Imagine, por exemplo, que, em vez de definir especificações ou requisitos para contratação, o poder público apresenta um problema ainda sem solução – nem mesmo no setor privado. Aqui, um exemplo interessante é o da emissora estatal britânica BBC. Em 2007, a empresa abriu um processo de contratação pública via Diálogo Competitivo, no qual convidava o setor privado a propor um esquema de transição da TV analógica para a digital em toda a Grã-Bretanha. 

Em razão da complexidade e singularidade da demanda, a emissora precisaria realizar múltiplas contratações em diferentes regiões do país, já que a transição ocorreria de forma gradativa. Ao analisar o custo e a dificuldade do projeto, optou-se pela contratação via Diálogo Competitivo, um mecanismo recém-incorporado às leis de contratações públicas da União Europeia, à época. 

No Brasil, uma importante distinção dessa modalidade é que, na prática, a contratação ocorre em múltiplas fases. Na primeira, a Administração Pública lança um edital de pré-seleção, detalhando sua necessidade, bem como os critérios que as empresas participantes precisarão atender caso queiram participar dos diálogos. 

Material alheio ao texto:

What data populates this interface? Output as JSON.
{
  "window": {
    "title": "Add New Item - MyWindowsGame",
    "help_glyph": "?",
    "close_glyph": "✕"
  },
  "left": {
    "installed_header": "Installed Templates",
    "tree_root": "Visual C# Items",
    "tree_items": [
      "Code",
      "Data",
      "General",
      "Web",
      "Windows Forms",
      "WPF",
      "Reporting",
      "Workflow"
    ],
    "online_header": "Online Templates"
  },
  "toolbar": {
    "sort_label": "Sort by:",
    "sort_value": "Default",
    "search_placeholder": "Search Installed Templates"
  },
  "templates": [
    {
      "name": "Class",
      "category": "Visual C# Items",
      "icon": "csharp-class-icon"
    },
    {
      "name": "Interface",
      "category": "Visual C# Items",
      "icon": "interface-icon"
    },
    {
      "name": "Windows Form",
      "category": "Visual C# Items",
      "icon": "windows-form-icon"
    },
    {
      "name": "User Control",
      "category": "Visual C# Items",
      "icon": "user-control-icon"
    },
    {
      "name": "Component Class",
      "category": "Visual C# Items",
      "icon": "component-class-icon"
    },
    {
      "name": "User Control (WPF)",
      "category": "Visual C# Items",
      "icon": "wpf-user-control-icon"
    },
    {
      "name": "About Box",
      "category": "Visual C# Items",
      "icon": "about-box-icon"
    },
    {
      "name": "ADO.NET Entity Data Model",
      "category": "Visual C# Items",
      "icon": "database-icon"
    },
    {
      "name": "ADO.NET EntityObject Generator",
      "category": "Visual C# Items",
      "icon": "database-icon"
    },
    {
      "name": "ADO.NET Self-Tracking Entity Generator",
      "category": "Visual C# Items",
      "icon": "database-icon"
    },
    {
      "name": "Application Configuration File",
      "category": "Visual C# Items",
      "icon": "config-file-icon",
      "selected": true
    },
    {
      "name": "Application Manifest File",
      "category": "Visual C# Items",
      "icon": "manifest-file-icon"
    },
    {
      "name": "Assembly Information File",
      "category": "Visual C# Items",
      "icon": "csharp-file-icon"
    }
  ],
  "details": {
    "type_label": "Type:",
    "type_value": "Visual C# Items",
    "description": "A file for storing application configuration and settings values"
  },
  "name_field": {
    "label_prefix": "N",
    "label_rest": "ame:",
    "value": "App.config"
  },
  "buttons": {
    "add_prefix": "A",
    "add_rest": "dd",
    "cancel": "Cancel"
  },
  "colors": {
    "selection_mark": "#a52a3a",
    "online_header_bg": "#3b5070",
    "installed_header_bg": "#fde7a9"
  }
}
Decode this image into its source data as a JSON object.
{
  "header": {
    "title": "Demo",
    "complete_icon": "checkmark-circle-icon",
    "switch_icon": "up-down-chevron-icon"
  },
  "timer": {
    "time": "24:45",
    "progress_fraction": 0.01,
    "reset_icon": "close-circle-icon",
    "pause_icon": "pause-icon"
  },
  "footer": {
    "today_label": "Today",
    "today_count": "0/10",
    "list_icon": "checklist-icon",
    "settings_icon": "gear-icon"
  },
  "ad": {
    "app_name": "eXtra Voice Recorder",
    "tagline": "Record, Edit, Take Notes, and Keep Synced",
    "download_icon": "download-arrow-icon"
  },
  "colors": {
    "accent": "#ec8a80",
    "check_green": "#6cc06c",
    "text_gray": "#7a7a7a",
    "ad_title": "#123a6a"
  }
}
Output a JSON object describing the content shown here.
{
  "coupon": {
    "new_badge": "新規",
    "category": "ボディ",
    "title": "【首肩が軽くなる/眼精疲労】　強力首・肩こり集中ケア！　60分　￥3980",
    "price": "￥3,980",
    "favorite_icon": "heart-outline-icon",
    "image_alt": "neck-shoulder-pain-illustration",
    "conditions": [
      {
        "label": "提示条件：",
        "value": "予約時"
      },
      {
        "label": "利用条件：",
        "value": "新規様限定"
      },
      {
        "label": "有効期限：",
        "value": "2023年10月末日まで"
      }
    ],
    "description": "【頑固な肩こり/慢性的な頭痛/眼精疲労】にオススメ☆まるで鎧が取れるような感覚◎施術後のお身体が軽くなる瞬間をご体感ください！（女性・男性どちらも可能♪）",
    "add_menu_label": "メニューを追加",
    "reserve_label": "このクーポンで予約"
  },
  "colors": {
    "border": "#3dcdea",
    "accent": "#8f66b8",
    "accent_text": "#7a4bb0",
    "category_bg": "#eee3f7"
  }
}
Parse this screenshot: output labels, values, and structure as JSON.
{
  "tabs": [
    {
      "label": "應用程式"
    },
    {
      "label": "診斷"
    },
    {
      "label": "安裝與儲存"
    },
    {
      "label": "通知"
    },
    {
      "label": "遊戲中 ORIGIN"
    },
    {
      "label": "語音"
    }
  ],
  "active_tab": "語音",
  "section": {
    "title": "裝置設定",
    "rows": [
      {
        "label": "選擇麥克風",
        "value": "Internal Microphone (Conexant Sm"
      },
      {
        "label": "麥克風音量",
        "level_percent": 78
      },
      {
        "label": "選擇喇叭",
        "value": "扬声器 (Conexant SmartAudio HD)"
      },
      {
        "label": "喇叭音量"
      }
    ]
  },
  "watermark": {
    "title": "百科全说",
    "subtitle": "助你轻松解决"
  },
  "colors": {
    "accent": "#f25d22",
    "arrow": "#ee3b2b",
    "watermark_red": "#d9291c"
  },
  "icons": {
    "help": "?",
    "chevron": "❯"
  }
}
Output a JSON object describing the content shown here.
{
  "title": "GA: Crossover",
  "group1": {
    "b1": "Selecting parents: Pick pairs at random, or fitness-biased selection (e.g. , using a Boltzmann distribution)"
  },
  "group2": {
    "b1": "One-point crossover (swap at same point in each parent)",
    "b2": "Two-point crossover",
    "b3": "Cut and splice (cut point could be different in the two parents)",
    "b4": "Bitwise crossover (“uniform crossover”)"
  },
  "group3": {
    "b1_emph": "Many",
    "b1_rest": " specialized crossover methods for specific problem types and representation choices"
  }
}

Por conseguinte, na fase de diálogo, o órgão convoca os inscritos para reuniões nas quais vai detalhar o problema ou necessidade. Com isso, o Poder Público pode ter acesso a tecnologias e informações ainda indisponíveis no mercado – e que, eventualmente, o ajudem a entender melhor como uma solução pode ser desenvolvida ou adaptada.  

Uma vez que a solução tenha sido desenhada, lança-se outro edital, dessa vez contendo a delimitação do objeto licitado, bem como todas as suas especificações e requisitos. A partir de então, as empresas participantes da fase de diálogo poderão finalmente ofertar seus serviços. 

Também conforme definido na lei, as propostas serão julgadas por uma comissão formada por, no mínimo, três servidores ou empregados públicos do quadro definitivo da Administração Pública, e que pode ser assessorada por um profissional especialista na área do objeto licitado. A lei também destaca, vide seu Art. 33, que a melhor proposta deverá ser escolhida com base nos critérios: 

  • Menor preço; 
  • Maior desconto; 
  • Melhor técnica ou conteúdo artístico; 
  • Técnica e preço; 
  • Maior lance; 
  • Maior retorno econômico. 

 4. Novidades para a dispensa de licitação 

Na Lei nº 14.133/2021, as hipóteses de dispensa de licitação também foram ampliadas e reorganizadas. Nos casos de dispensa por baixo valor em obras, serviços de engenharia ou serviços de manutenção de veículos automotores, o teto para dispensar o procedimento licitatório é de R$ 119.812,02. Já para as pequenas compras e outros serviços, é aceitável o valor de até R$ 59.906,02, vide Decreto 11.871, de 2023. 

Assim como já ocorria na legislação anterior, a nova lei também manteve a dispensa nos casos de emergência ou calamidade pública. Contudo, com o advento da nova norma, as obras ou serviços contratados devem ser concluídos em até um ano. Além disso, uma vez realizada a dispensa de licitação por emergência em uma contratação, fica proibido contratar a mesma empresa novamente com o mesmo benefício. 

5. Novos casos de inexigibilidade 

Diferentemente da dispensa de licitação, a inexigibilidade se dá quando não é possível realizar o processo licitatório. Na lei 8.666/93, a licitação era inexigível nos casos de: fornecedor exclusivo; serviços técnicos realizados por profissionais especializados, de natureza singular, ou empresas de notória especialização (com exceção dos serviços de publicidade e divulgação), bem como na contratação de artistas consagrados.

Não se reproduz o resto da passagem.